Ryan Campbell ryan.campbell at gmail.com
Wed Oct 19 19:08:46 UTC 2011

On Wed, Oct 19, 2011 at 10:51 AM, Robert Pendell
<shinji at elite-systems.org> wrote:
> On Wed, Oct 19, 2011 at 3:01 AM, Papp Tamas <tompos at martos.bme.hu> wrote:
>> On 10/19/2011 12:36 AM, Derek Simkowiak wrote:
>>> But actually I think, lxc-virt.org sounds better.
>>     I disagree with lxc-virt.org.
>>     The difference between "container" and "virtual machine" is already
>> confusing enough.  There is no virtualization layer in LXC, so I don't
>> think
>> "virt" should be part of the official name.
>> What is the definition of the virtualization layer?
>> tamas
> For me I have 3 terms for guest environments that have defined meanings
> behind them (at least mentally)

OK, but Operation System-level Virtualization is an accepted term for
what LXC is doing:


It is virtualization without the virtual machine.

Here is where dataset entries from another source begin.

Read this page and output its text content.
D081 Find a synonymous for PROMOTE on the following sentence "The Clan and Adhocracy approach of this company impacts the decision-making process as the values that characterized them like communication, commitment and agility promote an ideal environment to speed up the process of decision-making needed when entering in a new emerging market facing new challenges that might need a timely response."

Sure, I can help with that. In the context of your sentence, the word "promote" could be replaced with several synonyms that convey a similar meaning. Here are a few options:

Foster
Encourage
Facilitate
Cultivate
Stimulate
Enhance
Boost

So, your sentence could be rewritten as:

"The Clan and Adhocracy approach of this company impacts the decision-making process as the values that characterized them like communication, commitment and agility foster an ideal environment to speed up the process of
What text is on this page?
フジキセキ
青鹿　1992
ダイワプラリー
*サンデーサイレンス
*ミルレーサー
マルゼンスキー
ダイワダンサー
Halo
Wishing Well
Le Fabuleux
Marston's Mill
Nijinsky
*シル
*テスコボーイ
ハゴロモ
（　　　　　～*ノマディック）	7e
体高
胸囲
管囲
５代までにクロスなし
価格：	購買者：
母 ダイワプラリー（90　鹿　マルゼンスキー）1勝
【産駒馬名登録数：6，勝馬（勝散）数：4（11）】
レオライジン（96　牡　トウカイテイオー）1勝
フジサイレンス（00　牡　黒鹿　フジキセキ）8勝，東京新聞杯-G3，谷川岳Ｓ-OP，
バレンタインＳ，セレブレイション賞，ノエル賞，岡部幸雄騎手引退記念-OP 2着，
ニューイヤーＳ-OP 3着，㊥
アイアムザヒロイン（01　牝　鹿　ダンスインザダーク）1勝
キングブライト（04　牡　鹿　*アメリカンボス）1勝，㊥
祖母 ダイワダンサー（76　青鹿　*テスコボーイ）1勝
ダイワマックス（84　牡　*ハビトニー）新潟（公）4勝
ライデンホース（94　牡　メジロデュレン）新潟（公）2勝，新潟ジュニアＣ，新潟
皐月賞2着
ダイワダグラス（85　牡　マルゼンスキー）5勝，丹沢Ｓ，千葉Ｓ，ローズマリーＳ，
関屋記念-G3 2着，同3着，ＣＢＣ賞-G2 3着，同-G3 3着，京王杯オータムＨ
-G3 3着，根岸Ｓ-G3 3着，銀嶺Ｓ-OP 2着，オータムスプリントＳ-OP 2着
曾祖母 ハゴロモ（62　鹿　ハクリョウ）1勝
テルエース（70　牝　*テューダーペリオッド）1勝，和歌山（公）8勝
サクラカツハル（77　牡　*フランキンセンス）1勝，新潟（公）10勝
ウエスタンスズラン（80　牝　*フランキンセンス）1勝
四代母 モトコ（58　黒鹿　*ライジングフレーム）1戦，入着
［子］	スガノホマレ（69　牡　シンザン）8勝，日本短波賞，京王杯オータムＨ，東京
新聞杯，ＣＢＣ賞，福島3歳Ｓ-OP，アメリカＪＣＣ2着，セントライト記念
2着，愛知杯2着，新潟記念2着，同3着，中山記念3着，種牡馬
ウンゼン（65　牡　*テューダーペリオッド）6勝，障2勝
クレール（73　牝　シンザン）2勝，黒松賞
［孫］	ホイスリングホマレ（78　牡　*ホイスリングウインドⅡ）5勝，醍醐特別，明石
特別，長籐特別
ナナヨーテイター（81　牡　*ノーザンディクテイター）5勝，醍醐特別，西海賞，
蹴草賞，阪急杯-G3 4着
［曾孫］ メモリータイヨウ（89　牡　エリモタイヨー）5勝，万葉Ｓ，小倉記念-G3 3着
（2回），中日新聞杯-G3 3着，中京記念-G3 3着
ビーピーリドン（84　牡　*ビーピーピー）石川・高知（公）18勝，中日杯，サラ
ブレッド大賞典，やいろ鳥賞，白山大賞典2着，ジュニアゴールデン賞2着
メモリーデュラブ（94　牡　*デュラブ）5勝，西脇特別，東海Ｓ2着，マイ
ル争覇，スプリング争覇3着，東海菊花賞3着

> Virtual machine = An isolated environment that provides emulated hardware to
> a guest OS.  This guest OS is largely unaware of the host but may gain
> performance improvements from host features like Intel-VTx or AMD-V.
> Virtualization Layer = An application that allows code written for one
> platform to run on another or provides transparent translation of one
> platform's codes or functions to another platforms equivalent.  An example
> is like Wine or Qemu when it is translating binary instructions. i.e -
> Running ARM compiled code on x86 platform.
> Container = An isolated environment that provides direct hardware access and
> emulates little to no components.  Access to the hardware may be restricted
> by the container implementation for security or isolation purposes.  Some
> container implementations require a custom kernel and guest containers may
> run their own kernel depending on how it is implemented.